I still don't know what compelled me to leave my room at the time. I thought that I was in the mood to be alone, as usual. But the darkness of my shell seemed to remind me of things I'd rather forget. Creaking my door open, I snuck into the hall and hobbled down the staircase.

She was sitting there as usual, back slightly hunched and squinted eyes glued to the television screen. It's funny how I wasn't surprised when I realized that she was watching a chick flick. The kind of tragic love story that made melodramatic girls cry in the end. A definitely big departure from her heavy metal concert DVDs. My hand tightened on the railing at the bottom of the stairs when I saw her eyes. They seemed to sparkle with youthful beauty, and yet they looked so sad, as if she was ready to cry a torrent of tears from them. It was so out of character for her it was spooky.

"Gaz?"

Startled, my sister hit the Power button on the remote, turned her head to me and nodded it low, allowing her plum-colored bangs to hide her sorrowful eyes.

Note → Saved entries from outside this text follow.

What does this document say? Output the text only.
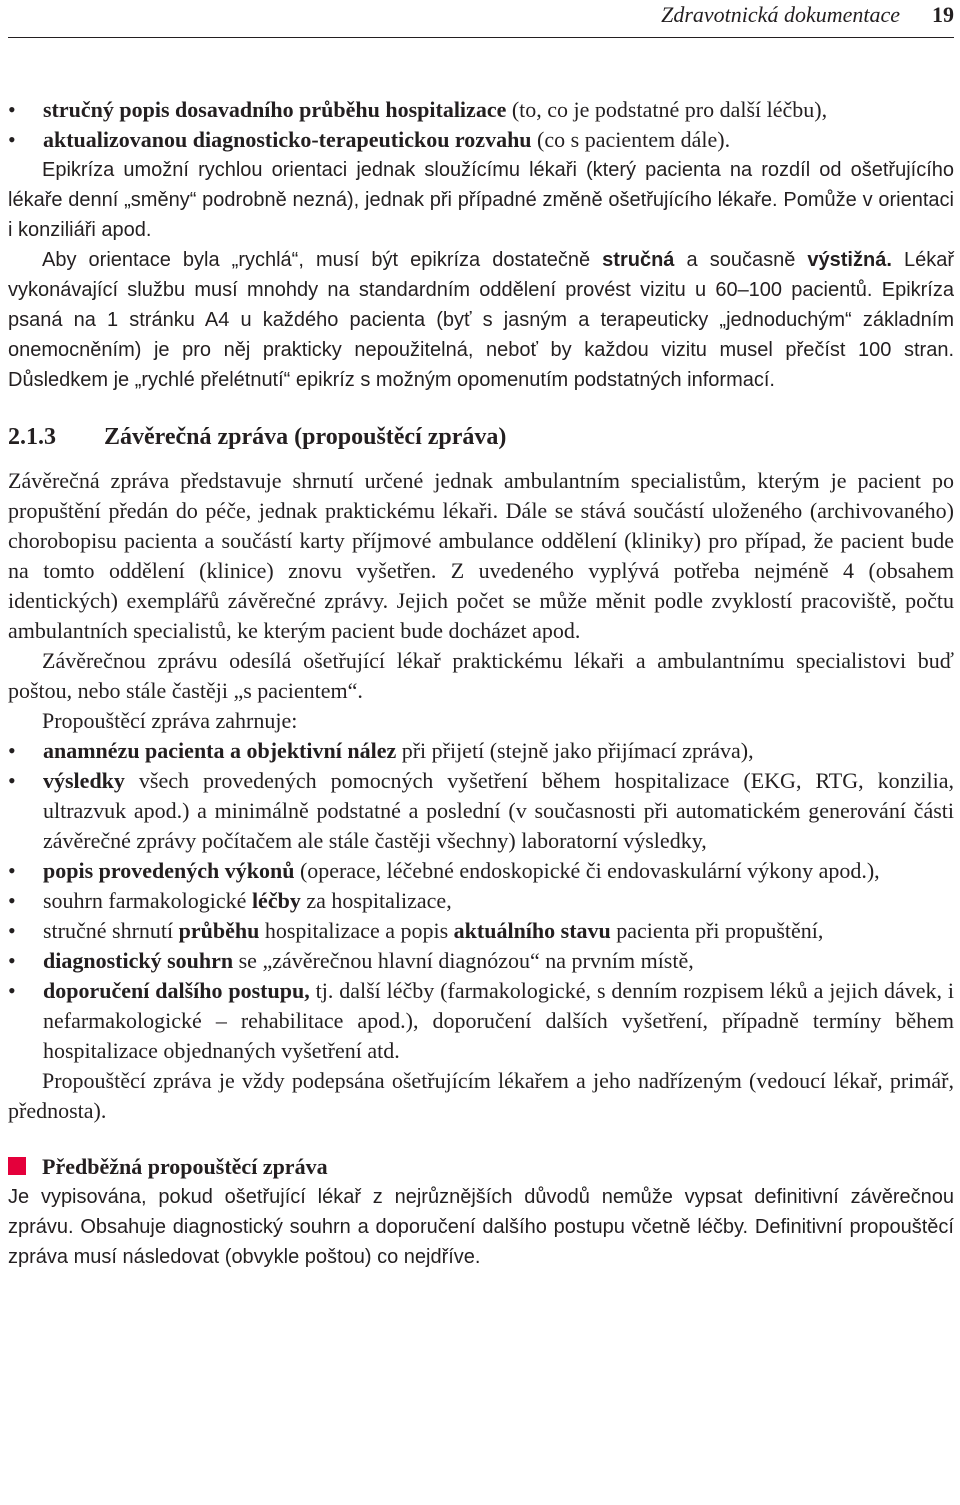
Zdravotnická dokumentace 19
• stručný popis dosavadního průběhu hospitalizace (to, co je podstatné pro další léčbu),
• aktualizovanou diagnosticko-terapeutickou rozvahu (co s pacientem dále).

Epikríza umožní rychlou orientaci jednak sloužícímu lékaři (který pacienta na rozdíl od ošetřujícího lékaře denní „směny“ podrobně nezná), jednak při případné změně ošetřujícího lékaře. Pomůže v orientaci i konziliáři apod.

Aby orientace byla „rychlá“, musí být epikríza dostatečně stručná a současně výstižná. Lékař vykonávající službu musí mnohdy na standardním oddělení provést vizitu u 60–100 pacientů. Epikríza psaná na 1 stránku A4 u každého pacienta (byť s jasným a terapeuticky „jednoduchým“ základním onemocněním) je pro něj prakticky nepoužitelná, neboť by každou vizitu musel přečíst 100 stran. Důsledkem je „rychlé přelétnutí“ epikríz s možným opomenutím podstatných informací.

2.1.3 Závěrečná zpráva (propouštěcí zpráva)

Závěrečná zpráva představuje shrnutí určené jednak ambulantním specialistům, kterým je pacient po propuštění předán do péče, jednak praktickému lékaři. Dále se stává součástí uloženého (archivovaného) chorobopisu pacienta a součástí karty příjmové ambulance oddělení (kliniky) pro případ, že pacient bude na tomto oddělení (klinice) znovu vyšetřen. Z uvedeného vyplývá potřeba nejméně 4 (obsahem identických) exemplářů závěrečné zprávy. Jejich počet se může měnit podle zvyklostí pracoviště, počtu ambulantních specialistů, ke kterým pacient bude docházet apod.

Závěrečnou zprávu odesílá ošetřující lékař praktickému lékaři a ambulantnímu specialistovi buď poštou, nebo stále častěji „s pacientem“.

Propouštěcí zpráva zahrnuje:

• anamnézu pacienta a objektivní nález při přijetí (stejně jako přijímací zpráva),
• výsledky všech provedených pomocných vyšetření během hospitalizace (EKG, RTG, konzilia, ultrazvuk apod.) a minimálně podstatné a poslední (v současnosti při automatickém generování části závěrečné zprávy počítačem ale stále častěji všechny) laboratorní výsledky,
• popis provedených výkonů (operace, léčebné endoskopické či endovaskulární výkony apod.),
• souhrn farmakologické léčby za hospitalizace,
• stručné shrnutí průběhu hospitalizace a popis aktuálního stavu pacienta při propuštění,
• diagnostický souhrn se „závěrečnou hlavní diagnózou“ na prvním místě,
• doporučení dalšího postupu, tj. další léčby (farmakologické, s denním rozpisem léků a jejich dávek, i nefarmakologické – rehabilitace apod.), doporučení dalších vyšetření, případně termíny během hospitalizace objednaných vyšetření atd.

Propouštěcí zpráva je vždy podepsána ošetřujícím lékařem a jeho nadřízeným (vedoucí lékař, primář, přednosta).

Předběžná propouštěcí zpráva

Je vypisována, pokud ošetřující lékař z nejrůznějších důvodů nemůže vypsat definitivní závěrečnou zprávu. Obsahuje diagnostický souhrn a doporučení dalšího postupu včetně léčby. Definitivní propouštěcí zpráva musí následovat (obvykle poštou) co nejdříve.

"Yeah, what?" She was trying her best to sound angry.

"Are you... okay?"

I tried to be as sincere as I could, approaching my sibling on the couch and sitting down beside her. I couldn't help but notice how torn she was- should she tell her brother what was bothering her, or keep it to herself? I hoped to God that she would tell me. I wanted to know so badly... Besides, guilt had been piling on me to spend more time with her. Being concerned about my sister gave me a secondary reason to live, behind bringing down the Irken invader.

"Yeah, I guess..." Gaz said, hiding her face from me by picking up her Poop Cola can and taking a sip from it. She sounded a little more like her usual self. Maybe it was better she didn't open up. Things were fine the way they were... I guess.

I smiled, hoping that my presence brought her a little comfort, no matter what that was. Little things like this make me happy to exist. I'm pathetic, I know. It's just nice to know that you matter sometimes. I blurted out the next words before I even knew they were coming.

"Tell you what. Let's hit the mall. Bloaty's for dinner. My treat."

Gaz smiled. I can't remember the last time I saw her smile- she only smiled when I was too busy getting beaten up or mutilated by either her robotic assassins... or Zim. I knew I had to make up for abandoning her earlier for my para-science. This was going to be a night to remember.